Todo lo invisible (y lo visible)
Juan Nepote – Edición 485
Desde la infancia nos resulta familiar la invisibilidad: pronto aprendemos que es imposible que las cosas se vuelvan invisibles, pero el anhelo perdura en nosotros más o menos por siempre
Para una gran porción de la humanidad, las cosas existen porque son visibles: nos enteramos del mundo según cómo los objetos responden a los sucesivos procesos de reflexión y absorción de la luz, porque la mayor parte de la información que recibimos del entorno llega hasta nosotros mediante nuestro sistema visual. La luz traspasa nuestros ojos hasta acceder al cerebro transformada en señales eléctricas que nos informan sobre la realidad. Pero luego está aquello que escapa al reflejo de la luz: aquello que es invisible para nosotros, pero que no por ello resulta menos real. Porque una gran parte del universo escapa a nuestra mirada, por sus dimensiones infinitamente grandes, o infinitamente pequeñas.
El matemático escocés James Clerk Maxwell propuso que la luz es una onda que se propaga por el mismo medio que los fenómenos electromagnéticos; ello facilitó la comprensión de la radiación electromagnética, organizando la distribución de la energía según sus características para recorrer el espacio, su frecuencia y su intensidad, en un esquema llamado espectro electromagnético, donde la porción que representa el mundo visible es minúscula respecto al mundo invisible para nosotros: las ondas de radio, las microondas, los rayos ultravioleta, etcétera. Con Maxwell, todo lo invisible y lo visible se hizo medible, clasificable, comprensible, y quedó enmarcado dentro de una combinación de intercambios de energía, longitudes de onda, reflexiones y absorciones…
Pero ser invisible no es lo mismo que hacerse invisible. Por eso en las leyendas, los mitos, las novelas y los cuentos infantiles es común enterarnos de prodigios de la invisibilidad.
Y aunque ahora conocemos con altísima precisión el comportamiento del universo invisible para nosotros, mantenemos intacta nuestra obsesión casi infantil por hacer posible que las cosas se hagan invisibles y desaparezcan ante nuestros ojos. Philip Ball, en El peligroso encanto de lo invisible, nos presenta a John Aubrey, quien en el siglo XVII pergeñó una fórmula para volverse invisible que debía ser aplicada con cierta rigurosidad: “Tómese en la noche de San Juan, a las XII [medianoche], astrológicamente, cuando todos los planetas están sobre la Tierra, una serpiente, y mátesela, y desuéllesela: ponedla a secar a la sombra, y maceradla hasta volverla polvo. Sostenedla en la mano y seréis invisibles”.

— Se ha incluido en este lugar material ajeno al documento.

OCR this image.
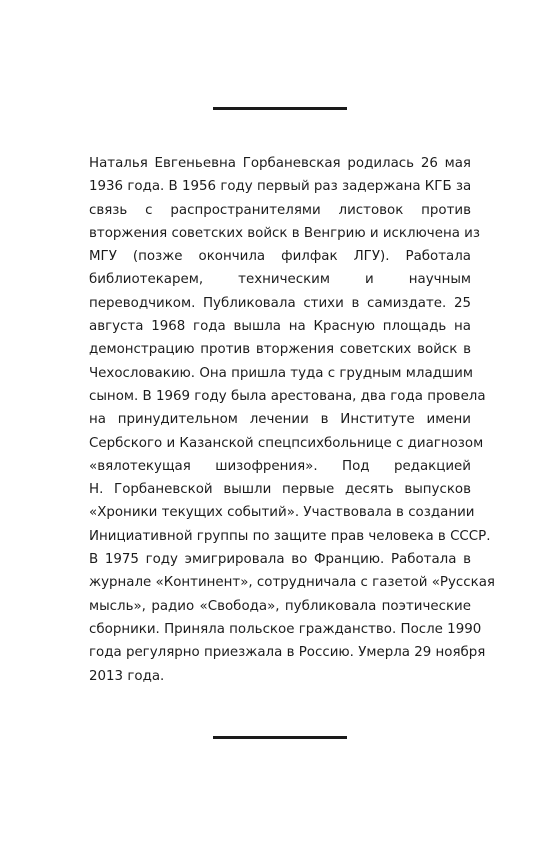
Наталья Евгеньевна Горбаневская родилась 26 мая
1936 года. В 1956 году первый раз задержана КГБ за
связь с распространителями листовок против
вторжения советских войск в Венгрию и исключена из
МГУ (позже окончила филфак ЛГУ). Работала
библиотекарем, техническим и научным
переводчиком. Публиковала стихи в самиздате. 25
августа 1968 года вышла на Красную площадь на
демонстрацию против вторжения советских войск в
Чехословакию. Она пришла туда с грудным младшим
сыном. В 1969 году была арестована, два года провела
на принудительном лечении в Институте имени
Сербского и Казанской спецпсихбольнице с диагнозом
«вялотекущая шизофрения». Под редакцией
Н. Горбаневской вышли первые десять выпусков
«Хроники текущих событий». Участвовала в создании
Инициативной группы по защите прав человека в СССР.
В 1975 году эмигрировала во Францию. Работала в
журнале «Континент», сотрудничала с газетой «Русская
мысль», радио «Свобода», публиковала поэтические
сборники. Приняла польское гражданство. После 1990
года регулярно приезжала в Россию. Умерла 29 ноября
2013 года.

Desde la infancia nos resulta familiar la invisibilidad: pronto aprendemos que es imposible que las cosas se vuelvan invisibles, pero el anhelo perdura en nosotros más o menos por siempre, esperanzados en el uso cotidiano de objetos transparentes como el vidrio, que no absorben la luz visible, o entusiasmados por comprobar que en el interior del océano habitan seres como las medusas, cuya cualidad casi totalmente transparente les permite mantenerse invisibles ante sus posibles depredadores. En el aire hemos logrado una pequeña conquista para alimentar esta ansia: podemos fabricar aviones que, por los materiales utilizados y sus sugerentes formas, son indetectables para los radares.
Pero el campo tecnológico más prometedor en relación con la invisibilidad es la fabricación de “metamateriales” en cuyo interior se coloquen minúsculos circuitos eléctricos que provoquen la curvatura de las ondas electromagnéticas de maneras inéditas, y con los que sea factible respetar las leyes de la óptica y elaborar objetos invisibles a la radiación de microondas. Estos metamateriales serían una compleja miscelánea de componentes metálicos, elaborados con fibra, teflón y cerámica, y representarían una revolución no sólo de la óptica, sino también en el ámbito de la electrónica. Y una prueba irrefutable de aquellos versos de Antonio Machado: “El ojo que ves no es / ojo porque tú lo veas; / es ojo porque te ve”.